As we covered in my previous article the first thing you can get from the cloud is a way of running your servers for you. You no longer need to have a data center, deal with communications, power, refrigeration, etc… You simply pay for your servers and data center needs on a monthly basis. This is what's called Infrastructure-as-a-Service (IaaS), they will run servers for you. It also comes with the possibility of growing almost as easily as moving a dial. Depending on the design you choose it can get as simple as that.
Let's start with the basics, what can you get from providers? Different sizes of computing units. A virtual machine (or VM) with specs that make sense to you. Who can provide them, well there is a long list... But let me present a list of some of the biggest players:
- AWS -- The service is called "Amazon EC2" and there is a wide range of machines you can choose from. They even have classifications for them: General Purpose, Compute Optimized, Memory Optimized, Storage Optimized, etc...
- Azure -- The name in Azure for this service is quite straightforward: "Virtual Machines". They also have a wide range and classifications: A-Series, Bs-Series, D-Series, etc... The name is not so straight forward, but they have similar reasoning. For example the F-Series is a compute optimized category.
- Google Cloud Services (GCS) -- They call this service "Compute Engine". The list of possible machines is quite big as well: General-purpose, Compute-optimized, Memory-optimized, etc...
- DigitalOcean: They started with a modest offering, but they are now matching their big brothers. Plus their billing mode is less complex, which might be better in certain situations. In this case the name they give to this service is Droplets, and they have a similar range as above.
- Linode: They also grew and have a similar offering now. They have from basic to complex instances and their offering is also simpler than the big 3 (AWS, Azure & GCS).
The most important thing here is to understand the different offerings. There is definitely a common denominator along all the offerings which is to classify the VMs by tasks. So depending on what the server is going to host, which machine you’ll choose. The offering is similar across providers, but not the same. There might not be a clear winner. Even hosting something as standard as a database can have different behaviors. It could do an intensive use of memory, storage, or both. In general the best is to choose something that makes sense, and then measure its load and response times. Measuring what you effectively use is a big part of using VMs. Even changing VMs types and sizes is something you need to consider not only to cope with demand, but also to make best use of your monthly payments. And that can happen within a provider or even across providers.
Another thing to flag when using VMs from providers is what invoicing model they use, what limits or cap you impose and the impact on performance. Some machines have a flat price (that's the normal pricing model on Digital Ocean and Linode entry level machines), and some have burstable capacity (like entry level t2 AWS EC2 machines or Azure B-Series). This burstable capacity could come with a cap (which is important if you want to keep monthly cost within a range) or you can let them burst. If you let them burst and the duration of the bursts is considerable, the end cost of the instance is going to be higher than what you anticipated (and higher could be an understatement for huge). If you cap the performance, you can have situations when your machine is not having the response time you would like. There are different answers to this, but the first stop is measuring and having alerts. In both cases you have monitoring solutions within their offering and I strongly suggest you use them. In the case of AWS it is called CloudWatch, and then you have Azure Monitor. Another solution is using flat price machines or simply choosing the right machine for the task. Having burstable capacity is a great idea, but it could come with a huge price tag.

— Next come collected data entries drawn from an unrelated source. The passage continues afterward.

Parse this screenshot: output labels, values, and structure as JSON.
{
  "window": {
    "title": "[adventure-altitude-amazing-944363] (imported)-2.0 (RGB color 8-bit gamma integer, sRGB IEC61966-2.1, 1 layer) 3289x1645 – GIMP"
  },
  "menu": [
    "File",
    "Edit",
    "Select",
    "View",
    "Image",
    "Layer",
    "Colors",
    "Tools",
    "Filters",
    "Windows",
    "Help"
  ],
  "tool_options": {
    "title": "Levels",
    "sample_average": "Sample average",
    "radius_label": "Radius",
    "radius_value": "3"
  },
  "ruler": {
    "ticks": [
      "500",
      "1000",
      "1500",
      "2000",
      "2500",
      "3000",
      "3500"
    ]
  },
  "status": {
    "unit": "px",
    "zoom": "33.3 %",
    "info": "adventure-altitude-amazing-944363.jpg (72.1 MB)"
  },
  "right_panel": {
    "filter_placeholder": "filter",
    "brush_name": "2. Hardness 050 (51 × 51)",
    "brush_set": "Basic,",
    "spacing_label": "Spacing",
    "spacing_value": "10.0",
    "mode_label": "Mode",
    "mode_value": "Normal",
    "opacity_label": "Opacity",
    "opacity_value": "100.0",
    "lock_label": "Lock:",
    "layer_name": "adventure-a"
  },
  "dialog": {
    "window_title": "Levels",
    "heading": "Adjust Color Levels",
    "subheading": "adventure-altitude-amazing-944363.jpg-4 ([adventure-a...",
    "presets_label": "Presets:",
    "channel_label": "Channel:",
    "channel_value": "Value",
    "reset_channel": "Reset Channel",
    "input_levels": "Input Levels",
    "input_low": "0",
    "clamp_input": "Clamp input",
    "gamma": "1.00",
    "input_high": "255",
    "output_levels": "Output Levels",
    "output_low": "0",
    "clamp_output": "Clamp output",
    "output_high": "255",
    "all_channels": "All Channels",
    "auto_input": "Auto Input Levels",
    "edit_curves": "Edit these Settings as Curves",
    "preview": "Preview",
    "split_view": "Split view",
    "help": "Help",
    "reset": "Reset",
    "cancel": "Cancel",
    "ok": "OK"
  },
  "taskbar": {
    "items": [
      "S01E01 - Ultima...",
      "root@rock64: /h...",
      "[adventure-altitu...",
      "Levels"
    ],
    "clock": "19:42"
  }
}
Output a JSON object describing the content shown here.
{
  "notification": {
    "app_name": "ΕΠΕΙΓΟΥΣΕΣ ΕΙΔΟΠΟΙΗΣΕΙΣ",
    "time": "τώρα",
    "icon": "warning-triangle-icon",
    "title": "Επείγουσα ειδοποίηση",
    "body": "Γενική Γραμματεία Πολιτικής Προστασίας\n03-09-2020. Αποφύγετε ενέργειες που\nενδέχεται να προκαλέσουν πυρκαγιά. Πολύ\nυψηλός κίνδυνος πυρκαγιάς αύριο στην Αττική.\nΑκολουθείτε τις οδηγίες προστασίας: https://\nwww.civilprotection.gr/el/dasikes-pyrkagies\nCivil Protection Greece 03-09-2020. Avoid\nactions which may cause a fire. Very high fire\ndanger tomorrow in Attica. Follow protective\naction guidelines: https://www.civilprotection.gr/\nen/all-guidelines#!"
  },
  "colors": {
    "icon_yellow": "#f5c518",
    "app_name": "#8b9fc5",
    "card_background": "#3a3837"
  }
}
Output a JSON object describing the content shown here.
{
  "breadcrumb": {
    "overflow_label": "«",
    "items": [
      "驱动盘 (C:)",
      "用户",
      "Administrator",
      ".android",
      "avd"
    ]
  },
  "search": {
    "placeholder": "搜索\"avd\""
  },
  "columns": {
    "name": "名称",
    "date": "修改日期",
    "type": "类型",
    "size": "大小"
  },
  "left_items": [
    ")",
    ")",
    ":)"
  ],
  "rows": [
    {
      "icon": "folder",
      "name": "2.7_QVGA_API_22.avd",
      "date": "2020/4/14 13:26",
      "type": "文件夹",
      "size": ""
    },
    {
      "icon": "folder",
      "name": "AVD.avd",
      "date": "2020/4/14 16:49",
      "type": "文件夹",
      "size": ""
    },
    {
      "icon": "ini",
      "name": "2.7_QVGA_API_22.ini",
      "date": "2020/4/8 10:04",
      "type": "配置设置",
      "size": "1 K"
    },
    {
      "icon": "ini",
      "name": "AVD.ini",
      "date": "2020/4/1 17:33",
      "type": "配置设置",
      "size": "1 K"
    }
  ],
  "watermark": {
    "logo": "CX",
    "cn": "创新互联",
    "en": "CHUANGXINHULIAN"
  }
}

In terms of cost and pricing, another important thing to be aware of is the "pay as you go" model versus commiting and the spot pricing op. This is something AWS (reserved & spot) & Azure (reserved & spot) provide. In the case of spot, you are getting a deal while the provider has spare capacity. The machine you want might not be available, and you might need to return the machine at a point. So it has a particular use case, things you run occasionally. But the difference in pricing could be huge. And when we talk about reserved you are committing for a long period, which reduces your flexibility but it comes with very appealing cost reductions. It all boils down to knowing your workload and being able to predict it as much as possible. Which also shows how important it is to have monitoring in place.
In terms of the IaaS I would probably stop here. The VMs will also need block devices (hard disks) and network services. But I don’t want to get into that here. Lets just say all providers will provide them in some way or another. In the following article we will cover what it’s called Platform-as-a-Service (PaaS) which include things like cloud storage, databases as a service and more.